This well-researched book compiles four of Richard Lowitt's previously published essays into one volume. Lowitt argues that the state's panhandle—cut off [End Page 566] geographically and historically from the rest of Oklahoma—holds a "degree of exceptionalism, an outback status, that merits examination as a separate entity" (p. 16). The relationship between rural land use, the "elemental forces of nature" (p. 9), and human ingenuity, suggests the author, is vital for understanding the historical development of the region and its people. While the panhandle was an unsettled no-man's-land at the turn of the century, adequate annual rainfall and success with Kafir corn and grain sorghum made the 1920s a period of prosperity for the area's farmers and ranchers. Economic success also allowed panhandle residents to use new forms of power machinery in an effort to modernize and streamline their operations.

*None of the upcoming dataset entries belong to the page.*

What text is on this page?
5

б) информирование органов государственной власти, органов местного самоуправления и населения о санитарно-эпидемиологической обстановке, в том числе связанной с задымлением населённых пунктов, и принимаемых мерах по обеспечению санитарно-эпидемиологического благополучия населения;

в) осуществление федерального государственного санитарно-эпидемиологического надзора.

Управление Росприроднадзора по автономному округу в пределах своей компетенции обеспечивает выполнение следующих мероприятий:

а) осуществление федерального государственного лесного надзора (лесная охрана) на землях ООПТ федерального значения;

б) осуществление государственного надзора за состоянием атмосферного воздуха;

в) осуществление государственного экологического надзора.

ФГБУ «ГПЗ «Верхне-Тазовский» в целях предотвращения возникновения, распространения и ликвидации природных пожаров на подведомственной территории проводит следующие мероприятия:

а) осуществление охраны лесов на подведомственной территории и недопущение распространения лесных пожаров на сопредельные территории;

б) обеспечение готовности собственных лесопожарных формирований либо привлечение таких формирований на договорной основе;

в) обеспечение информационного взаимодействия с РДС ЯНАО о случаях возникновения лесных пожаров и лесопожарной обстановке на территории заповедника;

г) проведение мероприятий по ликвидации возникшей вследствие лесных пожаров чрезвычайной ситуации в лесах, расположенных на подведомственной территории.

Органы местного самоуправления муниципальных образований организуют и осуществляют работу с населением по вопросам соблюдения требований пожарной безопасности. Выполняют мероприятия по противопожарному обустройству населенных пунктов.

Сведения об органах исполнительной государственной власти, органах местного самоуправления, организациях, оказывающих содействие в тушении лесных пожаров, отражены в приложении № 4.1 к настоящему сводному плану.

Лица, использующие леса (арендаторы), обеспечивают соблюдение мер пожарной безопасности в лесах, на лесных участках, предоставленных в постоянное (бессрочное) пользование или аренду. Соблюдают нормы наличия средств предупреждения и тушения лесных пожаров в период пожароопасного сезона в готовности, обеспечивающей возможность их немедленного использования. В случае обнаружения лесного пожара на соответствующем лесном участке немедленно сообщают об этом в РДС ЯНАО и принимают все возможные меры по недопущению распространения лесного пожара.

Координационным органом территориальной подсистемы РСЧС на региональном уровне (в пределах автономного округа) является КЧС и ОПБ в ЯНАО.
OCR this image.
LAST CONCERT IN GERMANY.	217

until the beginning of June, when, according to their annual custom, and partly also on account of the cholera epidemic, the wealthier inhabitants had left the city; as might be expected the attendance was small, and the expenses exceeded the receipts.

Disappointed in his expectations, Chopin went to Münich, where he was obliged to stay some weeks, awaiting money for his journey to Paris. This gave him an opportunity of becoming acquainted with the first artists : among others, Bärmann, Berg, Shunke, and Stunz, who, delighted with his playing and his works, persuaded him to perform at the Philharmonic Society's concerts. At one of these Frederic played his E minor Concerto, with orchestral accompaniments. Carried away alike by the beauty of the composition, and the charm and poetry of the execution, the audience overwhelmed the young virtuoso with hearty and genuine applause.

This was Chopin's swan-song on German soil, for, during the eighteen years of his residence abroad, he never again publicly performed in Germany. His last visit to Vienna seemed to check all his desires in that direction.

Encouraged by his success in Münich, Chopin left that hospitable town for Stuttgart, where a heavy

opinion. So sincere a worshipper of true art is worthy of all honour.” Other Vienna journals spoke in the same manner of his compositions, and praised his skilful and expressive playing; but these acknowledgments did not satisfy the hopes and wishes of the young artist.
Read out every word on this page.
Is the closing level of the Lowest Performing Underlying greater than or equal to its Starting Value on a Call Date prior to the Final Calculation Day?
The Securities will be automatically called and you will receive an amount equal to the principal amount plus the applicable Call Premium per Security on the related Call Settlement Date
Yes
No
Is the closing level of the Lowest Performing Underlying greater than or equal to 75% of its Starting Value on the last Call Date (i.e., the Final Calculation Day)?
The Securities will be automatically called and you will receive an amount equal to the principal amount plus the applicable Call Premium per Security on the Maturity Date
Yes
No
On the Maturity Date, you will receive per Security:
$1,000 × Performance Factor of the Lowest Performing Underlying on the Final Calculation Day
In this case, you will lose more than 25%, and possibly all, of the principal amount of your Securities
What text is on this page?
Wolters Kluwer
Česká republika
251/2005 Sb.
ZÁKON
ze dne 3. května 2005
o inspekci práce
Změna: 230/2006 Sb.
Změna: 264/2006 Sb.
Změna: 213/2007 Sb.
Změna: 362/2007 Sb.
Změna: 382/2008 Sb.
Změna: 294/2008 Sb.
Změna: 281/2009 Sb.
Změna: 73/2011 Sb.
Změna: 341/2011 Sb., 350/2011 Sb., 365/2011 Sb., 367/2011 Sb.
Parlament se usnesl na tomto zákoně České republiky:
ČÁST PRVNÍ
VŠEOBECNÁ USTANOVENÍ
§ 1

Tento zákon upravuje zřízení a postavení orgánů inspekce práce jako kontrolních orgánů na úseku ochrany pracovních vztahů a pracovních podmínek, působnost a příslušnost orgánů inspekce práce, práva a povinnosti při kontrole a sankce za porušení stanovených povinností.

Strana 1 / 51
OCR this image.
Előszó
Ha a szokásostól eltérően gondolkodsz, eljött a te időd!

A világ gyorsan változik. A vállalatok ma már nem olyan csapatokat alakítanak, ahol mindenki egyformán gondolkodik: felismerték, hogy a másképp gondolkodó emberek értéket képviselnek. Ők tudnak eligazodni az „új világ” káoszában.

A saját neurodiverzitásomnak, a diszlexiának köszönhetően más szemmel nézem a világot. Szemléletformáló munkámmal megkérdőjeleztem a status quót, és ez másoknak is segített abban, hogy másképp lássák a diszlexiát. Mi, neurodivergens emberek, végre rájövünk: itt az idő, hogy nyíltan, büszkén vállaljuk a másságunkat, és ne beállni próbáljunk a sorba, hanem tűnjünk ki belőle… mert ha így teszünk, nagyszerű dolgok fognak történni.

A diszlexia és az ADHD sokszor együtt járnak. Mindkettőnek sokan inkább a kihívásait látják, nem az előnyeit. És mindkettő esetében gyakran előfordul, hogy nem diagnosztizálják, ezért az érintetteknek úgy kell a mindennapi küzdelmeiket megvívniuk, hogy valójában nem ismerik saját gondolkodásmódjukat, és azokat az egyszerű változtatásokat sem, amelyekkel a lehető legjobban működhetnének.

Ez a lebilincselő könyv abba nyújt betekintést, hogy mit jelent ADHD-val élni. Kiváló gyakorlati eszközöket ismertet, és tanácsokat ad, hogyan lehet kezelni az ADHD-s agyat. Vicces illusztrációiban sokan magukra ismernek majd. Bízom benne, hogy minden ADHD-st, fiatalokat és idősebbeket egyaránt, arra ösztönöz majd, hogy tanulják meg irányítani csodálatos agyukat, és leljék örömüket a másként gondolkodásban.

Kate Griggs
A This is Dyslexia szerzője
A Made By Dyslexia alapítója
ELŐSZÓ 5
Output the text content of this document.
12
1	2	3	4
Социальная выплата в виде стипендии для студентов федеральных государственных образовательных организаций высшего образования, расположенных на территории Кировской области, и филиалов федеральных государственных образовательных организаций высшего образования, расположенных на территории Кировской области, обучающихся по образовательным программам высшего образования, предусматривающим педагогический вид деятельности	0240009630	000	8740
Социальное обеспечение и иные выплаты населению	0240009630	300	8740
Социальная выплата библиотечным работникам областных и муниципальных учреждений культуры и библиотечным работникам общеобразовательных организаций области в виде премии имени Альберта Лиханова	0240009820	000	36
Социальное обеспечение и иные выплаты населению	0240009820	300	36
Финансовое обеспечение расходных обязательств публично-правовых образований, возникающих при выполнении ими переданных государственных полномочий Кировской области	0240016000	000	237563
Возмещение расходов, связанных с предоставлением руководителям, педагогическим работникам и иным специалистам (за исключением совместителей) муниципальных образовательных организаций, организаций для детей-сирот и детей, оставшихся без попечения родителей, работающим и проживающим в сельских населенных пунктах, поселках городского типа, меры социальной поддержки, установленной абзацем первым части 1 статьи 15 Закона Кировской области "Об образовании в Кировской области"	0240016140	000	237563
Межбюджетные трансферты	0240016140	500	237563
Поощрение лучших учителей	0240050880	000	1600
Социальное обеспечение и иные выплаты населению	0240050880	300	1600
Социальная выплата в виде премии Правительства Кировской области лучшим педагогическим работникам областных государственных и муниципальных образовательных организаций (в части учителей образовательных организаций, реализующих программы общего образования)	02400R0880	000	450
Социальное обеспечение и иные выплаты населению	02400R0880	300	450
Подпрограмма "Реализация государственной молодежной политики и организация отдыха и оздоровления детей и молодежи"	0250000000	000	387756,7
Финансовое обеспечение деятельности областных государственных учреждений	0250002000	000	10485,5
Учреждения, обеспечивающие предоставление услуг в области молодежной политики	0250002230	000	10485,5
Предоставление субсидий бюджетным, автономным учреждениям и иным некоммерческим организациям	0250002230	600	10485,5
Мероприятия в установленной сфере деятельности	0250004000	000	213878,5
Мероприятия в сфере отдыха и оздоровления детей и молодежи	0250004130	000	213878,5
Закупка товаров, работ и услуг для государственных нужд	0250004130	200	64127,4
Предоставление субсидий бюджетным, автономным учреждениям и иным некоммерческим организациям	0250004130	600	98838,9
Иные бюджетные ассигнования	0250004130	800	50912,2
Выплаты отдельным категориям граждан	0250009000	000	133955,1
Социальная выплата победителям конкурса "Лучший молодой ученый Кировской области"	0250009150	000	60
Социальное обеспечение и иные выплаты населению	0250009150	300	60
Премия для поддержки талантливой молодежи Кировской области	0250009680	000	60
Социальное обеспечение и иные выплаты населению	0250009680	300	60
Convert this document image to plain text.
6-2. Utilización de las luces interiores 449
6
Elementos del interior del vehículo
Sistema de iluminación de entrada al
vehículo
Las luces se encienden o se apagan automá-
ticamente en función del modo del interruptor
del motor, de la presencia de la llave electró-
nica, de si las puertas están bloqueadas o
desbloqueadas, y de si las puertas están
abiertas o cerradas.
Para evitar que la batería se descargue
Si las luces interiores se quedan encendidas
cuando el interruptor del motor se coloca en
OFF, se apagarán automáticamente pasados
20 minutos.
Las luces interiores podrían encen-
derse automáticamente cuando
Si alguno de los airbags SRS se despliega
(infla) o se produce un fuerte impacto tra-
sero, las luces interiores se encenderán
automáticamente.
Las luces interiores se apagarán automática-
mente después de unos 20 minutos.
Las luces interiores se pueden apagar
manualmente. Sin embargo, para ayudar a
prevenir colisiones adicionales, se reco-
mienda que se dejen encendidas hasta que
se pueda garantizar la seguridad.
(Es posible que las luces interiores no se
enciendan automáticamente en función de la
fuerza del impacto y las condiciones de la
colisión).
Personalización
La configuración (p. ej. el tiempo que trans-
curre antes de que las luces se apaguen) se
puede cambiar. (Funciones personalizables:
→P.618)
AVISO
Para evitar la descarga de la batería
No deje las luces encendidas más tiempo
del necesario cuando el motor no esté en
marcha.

Like other histories of the Great Plains, this work shows that drought, dust, and economic depression during the 1930s undermined agricultural prosperity in the panhandle. The author emphasizes that a plunge in crop and livestock prices led to a significant drop in the regional population. However, it is not always clear where Lowitt sits in the debate that continues to divide historians who study the history of the Dust Bowl. Was irrigated farming and modern machinery critical in shaping adverse environmental conditions across the panhandle? Or did human ingenuity and perseverance reflect an undying spirit among farmers and ranchers to overcome an unfortunate, but uncontrollable, natural disaster? Readers may be disappointed that American Outback does not go further in uncovering the degree to which modern farming practices before the 1930s amplified the environmental conditions, economic situation, and cultural atmosphere of the Dust Bowl years.

Despite this criticism, Lowitt deserves praise for his discussion of human adaptation to economic and environmental hardship. Significantly, he counters Paul Bonnifield's notion that New Deal agencies acted as merely "useful" in easing the pressures created by Dust Bowl conditions. Particularly important were the voluntary projects created by the Soil Conservation Service, which encouraged panhandle farmers to "work with nature" (p. 58) in an effort to regenerate depleted soils. Similar programs created during the depression years had a lasting impact on the region. By the 1950s, recuperation of native vegetation and deferred grazing emerged as important tools for ranchers seeking to recover their lands.

At the same time, Lowitt criticizes overzealous attempts to alleviate water problems in the panhandle. In particular, he shows that climatic conditions did not support protracted plans to build Optima Dam on the Beaver River. Despite efforts by local farmers and Oklahoma congress members to rationalize the project, it never fully satisfied its purpose as either a drought-proof water supply or a practical leisure space when completed in 1978. As commercial oil and gas companies and large feedlots invaded the panhandle, farmers increasingly turned to the precarious water resources found in the Ogallala Aquifer.

While Lowitt is occasionally censorious of such plans, his analysis of how panhandle residents learned to understand their environment emerges as the greatest accomplishment of American Outback. He not only questions conventional wisdom that suggests Great Plains farmers and ranchers overlooked environmental degradation but also shows that after World War II they increasingly questioned the ways in which commercial oil ventures and large pig farms affected the area's water and soil. Readers interested in how the relationship between nature and culture [End Page 567] shaped the history of the twentieth-century panhandle will find this concise book both interesting and relevant.